Sep 23 2004
Research, conducted by experts at the Centre for Drug Misuse Research at the University of Glasgow, involving a survey of 2,318 ten to twelve year olds in Glasgow and Newcastle, reveals a unique insight into the factors behind illegal drug use by preteen children.
One third of the children had been exposed to illegal drugs, one in ten had been offered illegal drugs and almost one in twenty had started to use illegal drugs. The study reveals that drug use is starting with younger children today then at any time in the past. But what are the causes of illegal drug use on the part of such young children?
The researchers found that children who were living in families with a low level of parental supervision were eight times more likely to have started to use illegal drugs than children whose parents exercised a high level of supervision. The researchers also found out that children living in families where other people were using illegal drugs were seven times more likely to have started to use illegal drugs than their peers.
Preteen drug use was also associated with frequent smoking and alcohol consumption on the part of preteens and with involvement in a wide range of other problem behaviours at a young age (committing acts of vandalism, skipping school, being in trouble with the police and carrying a weapon).
The report calls for schools and parents to collaborate in tackling illegal drugs use by children. There is a need for schools to develop approaches to drug education that are tailored to the needs of individual pupils- recognising that even by age ten some pupils will have already started to use illegal drugs. There is also a need for parents to exercise much higher levels of supervision today than at any time in the past given the greater availability of illegal drugs.

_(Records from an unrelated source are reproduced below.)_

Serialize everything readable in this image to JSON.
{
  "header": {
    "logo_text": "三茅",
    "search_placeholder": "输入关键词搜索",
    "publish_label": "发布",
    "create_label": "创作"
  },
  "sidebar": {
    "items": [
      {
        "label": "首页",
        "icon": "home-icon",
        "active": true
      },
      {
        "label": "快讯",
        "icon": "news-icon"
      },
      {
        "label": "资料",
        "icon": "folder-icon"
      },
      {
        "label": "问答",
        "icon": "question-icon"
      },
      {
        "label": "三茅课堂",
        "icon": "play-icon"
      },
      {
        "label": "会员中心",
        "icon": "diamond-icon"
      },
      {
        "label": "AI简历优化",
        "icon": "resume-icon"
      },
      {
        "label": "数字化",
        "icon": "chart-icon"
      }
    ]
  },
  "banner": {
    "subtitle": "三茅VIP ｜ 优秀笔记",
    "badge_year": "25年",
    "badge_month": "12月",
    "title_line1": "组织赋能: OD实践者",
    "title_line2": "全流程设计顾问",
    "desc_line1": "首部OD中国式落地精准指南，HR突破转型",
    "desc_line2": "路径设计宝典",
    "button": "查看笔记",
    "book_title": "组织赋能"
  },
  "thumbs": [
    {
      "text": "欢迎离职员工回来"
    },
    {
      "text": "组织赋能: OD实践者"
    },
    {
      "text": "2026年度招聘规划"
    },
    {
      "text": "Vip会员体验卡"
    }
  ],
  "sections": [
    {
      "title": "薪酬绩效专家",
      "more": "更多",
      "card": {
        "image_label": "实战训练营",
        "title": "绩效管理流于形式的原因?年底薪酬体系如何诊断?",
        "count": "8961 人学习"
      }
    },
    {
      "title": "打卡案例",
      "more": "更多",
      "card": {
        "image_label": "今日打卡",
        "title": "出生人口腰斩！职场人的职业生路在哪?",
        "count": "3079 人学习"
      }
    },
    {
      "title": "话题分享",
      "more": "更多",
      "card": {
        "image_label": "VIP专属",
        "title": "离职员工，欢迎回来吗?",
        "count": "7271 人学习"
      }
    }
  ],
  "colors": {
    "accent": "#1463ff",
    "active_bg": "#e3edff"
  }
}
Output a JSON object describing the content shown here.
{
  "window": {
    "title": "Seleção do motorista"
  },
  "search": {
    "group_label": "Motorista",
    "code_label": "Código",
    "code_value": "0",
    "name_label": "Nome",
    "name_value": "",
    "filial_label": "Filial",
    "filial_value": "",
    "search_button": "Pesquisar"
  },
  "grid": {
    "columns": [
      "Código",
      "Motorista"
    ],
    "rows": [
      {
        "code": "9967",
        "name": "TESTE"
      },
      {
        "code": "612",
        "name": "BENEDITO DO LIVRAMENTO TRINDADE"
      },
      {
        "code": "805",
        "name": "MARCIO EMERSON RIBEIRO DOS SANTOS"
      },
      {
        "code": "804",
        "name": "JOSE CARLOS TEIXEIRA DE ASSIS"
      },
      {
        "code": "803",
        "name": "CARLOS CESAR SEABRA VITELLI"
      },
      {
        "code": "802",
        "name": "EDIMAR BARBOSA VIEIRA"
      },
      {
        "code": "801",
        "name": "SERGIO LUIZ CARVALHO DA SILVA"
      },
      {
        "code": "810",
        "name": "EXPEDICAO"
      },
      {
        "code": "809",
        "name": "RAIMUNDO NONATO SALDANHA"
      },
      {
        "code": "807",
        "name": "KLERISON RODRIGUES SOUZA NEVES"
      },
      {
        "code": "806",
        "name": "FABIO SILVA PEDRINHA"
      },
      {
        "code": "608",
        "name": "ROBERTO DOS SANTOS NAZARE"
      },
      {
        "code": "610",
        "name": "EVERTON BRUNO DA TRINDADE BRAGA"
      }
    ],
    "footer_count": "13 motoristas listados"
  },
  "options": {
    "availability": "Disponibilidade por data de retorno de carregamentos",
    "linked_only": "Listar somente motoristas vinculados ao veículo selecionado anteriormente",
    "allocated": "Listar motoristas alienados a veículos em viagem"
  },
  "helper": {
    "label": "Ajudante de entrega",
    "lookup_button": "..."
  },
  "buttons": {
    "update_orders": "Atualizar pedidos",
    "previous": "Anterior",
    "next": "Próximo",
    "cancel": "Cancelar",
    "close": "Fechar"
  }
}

Professor Neil McKeganey, Head of the Centre for Drug Misuse at the University of Glasgow, explains: 'This research shows that illegal drug use is occurring at an increasingly young age and that as a result drug prevention is a more important task today than at any time in the past. If we fail to meet the needs of these vulnerable young people we will face the horrifying prospect of increasing numbers of children who have become addicted to illegal drugs before their voices have broken'.